The Last Kids on Earth

The Last Kids on Earth
Max Brallier
Douglas Holgate, Illustrator
Viking, 2015  227 pgs
Grades 3-7
Science Fiction/Adventure/Humor

Jack Sullivan, former foster kid and wanna be Indiana Jones, finds himself alone trying to survive after a zombie apocalypse in this fiction/comic hybrid. One day zombies wandered into Jack's small town and began taking over. They were shortly followed by monsters of whom Jack has interesting names for and is become adept at battling. Day to day survival is tough, between finding food, fighting monsters, and the loneliness Jack feels in his tree house home is nearly as hard to take as basic survival. Finally, after fixing his walkie-talkie, Jack reconnects with his science-nerd best friend Quint. Quint also moves into the tree house and helps Jack to soup it up with technological advances. Next to the team is Rover, a lovable, yet gigantic dog/beast. Jack and Quint power-up a monster truck perfect for post-apocalyptic survival and name it Big Mama. It is while cruising around in Big Mama that the boys encounter class bully, Dirk Savage. After teaming up to battle a flying monster, Dirk joins the team. One day, while cruising past their former middle school, the boys encounter Jack's crush: June Del Toro. It is Jack's dream to rescue June and now is his chance. After outrunning a Zombie Ball our heroes finally get to June, only to discover that she doesn't need rescuing. June is doing just fine on her own, but she is also lonely. June agrees to team-up with Jack and company and move into the tree house, only now they must get past Jack's nemesis, super-monster Blarg, in order to escape the school and return to the tree house to safety.

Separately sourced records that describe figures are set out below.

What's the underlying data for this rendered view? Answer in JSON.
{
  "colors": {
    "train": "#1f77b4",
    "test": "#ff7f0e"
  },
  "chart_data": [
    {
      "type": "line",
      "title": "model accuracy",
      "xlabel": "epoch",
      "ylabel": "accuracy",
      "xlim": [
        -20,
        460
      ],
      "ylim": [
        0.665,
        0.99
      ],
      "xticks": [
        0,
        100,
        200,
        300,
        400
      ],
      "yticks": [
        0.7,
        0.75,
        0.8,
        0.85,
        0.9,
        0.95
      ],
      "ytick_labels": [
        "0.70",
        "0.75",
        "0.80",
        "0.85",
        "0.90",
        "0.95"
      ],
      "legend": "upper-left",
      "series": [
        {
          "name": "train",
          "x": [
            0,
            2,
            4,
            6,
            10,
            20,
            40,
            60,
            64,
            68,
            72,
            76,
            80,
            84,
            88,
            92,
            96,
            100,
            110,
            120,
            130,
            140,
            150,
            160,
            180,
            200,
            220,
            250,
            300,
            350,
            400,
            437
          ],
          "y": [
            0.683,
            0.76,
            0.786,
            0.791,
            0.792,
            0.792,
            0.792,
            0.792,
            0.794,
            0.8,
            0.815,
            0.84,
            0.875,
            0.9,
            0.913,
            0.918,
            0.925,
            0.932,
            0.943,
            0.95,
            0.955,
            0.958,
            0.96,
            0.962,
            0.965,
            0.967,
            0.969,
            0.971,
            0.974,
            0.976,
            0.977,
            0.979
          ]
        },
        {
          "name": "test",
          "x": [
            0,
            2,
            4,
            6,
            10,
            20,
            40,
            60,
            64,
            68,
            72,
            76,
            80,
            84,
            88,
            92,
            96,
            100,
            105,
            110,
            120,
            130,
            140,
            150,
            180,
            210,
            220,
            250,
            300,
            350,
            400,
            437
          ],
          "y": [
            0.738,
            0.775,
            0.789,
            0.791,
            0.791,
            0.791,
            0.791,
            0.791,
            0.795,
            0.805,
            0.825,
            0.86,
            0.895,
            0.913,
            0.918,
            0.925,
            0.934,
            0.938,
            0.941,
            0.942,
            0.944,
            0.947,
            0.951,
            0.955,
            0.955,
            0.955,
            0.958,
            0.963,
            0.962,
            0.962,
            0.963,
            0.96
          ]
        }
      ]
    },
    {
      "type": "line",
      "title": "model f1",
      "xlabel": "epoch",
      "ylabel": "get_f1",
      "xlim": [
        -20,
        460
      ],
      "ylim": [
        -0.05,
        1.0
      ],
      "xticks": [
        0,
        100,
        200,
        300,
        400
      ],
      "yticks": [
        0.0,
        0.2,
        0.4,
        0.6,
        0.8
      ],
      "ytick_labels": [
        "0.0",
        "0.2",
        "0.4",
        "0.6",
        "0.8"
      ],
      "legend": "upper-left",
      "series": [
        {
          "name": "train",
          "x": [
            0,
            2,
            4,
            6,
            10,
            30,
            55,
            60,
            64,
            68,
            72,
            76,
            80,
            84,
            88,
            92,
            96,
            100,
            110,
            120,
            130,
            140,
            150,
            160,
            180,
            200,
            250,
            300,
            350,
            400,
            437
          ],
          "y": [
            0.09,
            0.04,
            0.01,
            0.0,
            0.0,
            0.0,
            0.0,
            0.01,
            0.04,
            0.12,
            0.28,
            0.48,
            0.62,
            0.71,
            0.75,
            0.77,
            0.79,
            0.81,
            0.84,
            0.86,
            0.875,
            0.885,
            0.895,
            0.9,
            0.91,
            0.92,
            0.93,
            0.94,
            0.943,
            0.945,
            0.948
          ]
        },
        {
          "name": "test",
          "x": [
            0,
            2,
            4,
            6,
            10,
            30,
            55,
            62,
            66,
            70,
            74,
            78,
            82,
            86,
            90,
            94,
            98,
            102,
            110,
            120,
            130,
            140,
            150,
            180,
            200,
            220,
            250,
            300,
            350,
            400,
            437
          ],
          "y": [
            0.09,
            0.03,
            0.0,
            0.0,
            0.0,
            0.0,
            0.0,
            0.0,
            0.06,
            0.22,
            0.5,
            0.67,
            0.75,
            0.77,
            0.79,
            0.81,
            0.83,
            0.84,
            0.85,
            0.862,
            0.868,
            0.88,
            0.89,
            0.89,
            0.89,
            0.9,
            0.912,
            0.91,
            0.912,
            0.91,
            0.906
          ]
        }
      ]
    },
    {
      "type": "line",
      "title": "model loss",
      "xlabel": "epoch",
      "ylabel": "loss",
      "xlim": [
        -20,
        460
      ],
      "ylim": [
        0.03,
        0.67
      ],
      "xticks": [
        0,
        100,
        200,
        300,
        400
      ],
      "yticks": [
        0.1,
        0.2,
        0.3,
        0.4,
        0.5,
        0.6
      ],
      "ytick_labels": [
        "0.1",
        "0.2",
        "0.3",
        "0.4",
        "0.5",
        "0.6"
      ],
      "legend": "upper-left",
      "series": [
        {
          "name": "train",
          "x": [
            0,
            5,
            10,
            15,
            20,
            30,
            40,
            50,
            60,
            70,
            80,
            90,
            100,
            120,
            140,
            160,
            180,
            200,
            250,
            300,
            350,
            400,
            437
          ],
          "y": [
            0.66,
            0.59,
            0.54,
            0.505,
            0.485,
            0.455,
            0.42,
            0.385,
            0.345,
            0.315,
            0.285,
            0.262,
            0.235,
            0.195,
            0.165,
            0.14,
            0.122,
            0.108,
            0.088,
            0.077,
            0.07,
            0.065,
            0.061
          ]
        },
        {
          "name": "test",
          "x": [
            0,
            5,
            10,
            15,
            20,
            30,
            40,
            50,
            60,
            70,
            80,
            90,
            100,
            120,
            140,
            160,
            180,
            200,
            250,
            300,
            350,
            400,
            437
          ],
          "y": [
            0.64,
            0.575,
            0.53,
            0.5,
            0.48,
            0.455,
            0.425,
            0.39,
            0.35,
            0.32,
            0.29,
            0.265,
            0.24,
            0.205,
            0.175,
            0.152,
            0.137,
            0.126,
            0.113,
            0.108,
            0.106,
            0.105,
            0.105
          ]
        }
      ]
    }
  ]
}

Apocalyptic fiction has been all the rage in teen literature for several years now and this trend has filtered down to middle readers. Brallier packages this genre for the Wimpy Kid set in this fiction/comic hybrid, brimming with laughs, fighting, and potty humor. Brallier perfectly captures the voice of a hip young tween and Jack's first person narrative is both believable and highly entertaining. This book reads quickly with action and cartoons on every page. Brallier has extensive experience writing for the Cartoon Network and that serves him well in producing quickly paced and humorous stories that kids will enjoy. Holgate, a seasoned cartoonist, contributes fully realized and entertaining illustrations that assist in propelling the plot. Zombies are hot right now (I had a four year old in story time who claims to watch The Walking Dead) and then throwing crazy scary monsters on top of this will be impossible for young readers to resist. The cast is diverse and including a fierce female character makes the book accessible to girls as well as boys, who will be the natural first audience. What kids hasn't fantasized about living in a souped-up tree house with no parents? The end of the world has never been cooler. Are these four tweens really the last kids on earth? This remains to be seen. They do appear to be the last kids in their small town. Maybe the answer will be revealed in the sequel: The Last Kids on Earth and the Zombie Parade, due for release September, 2016.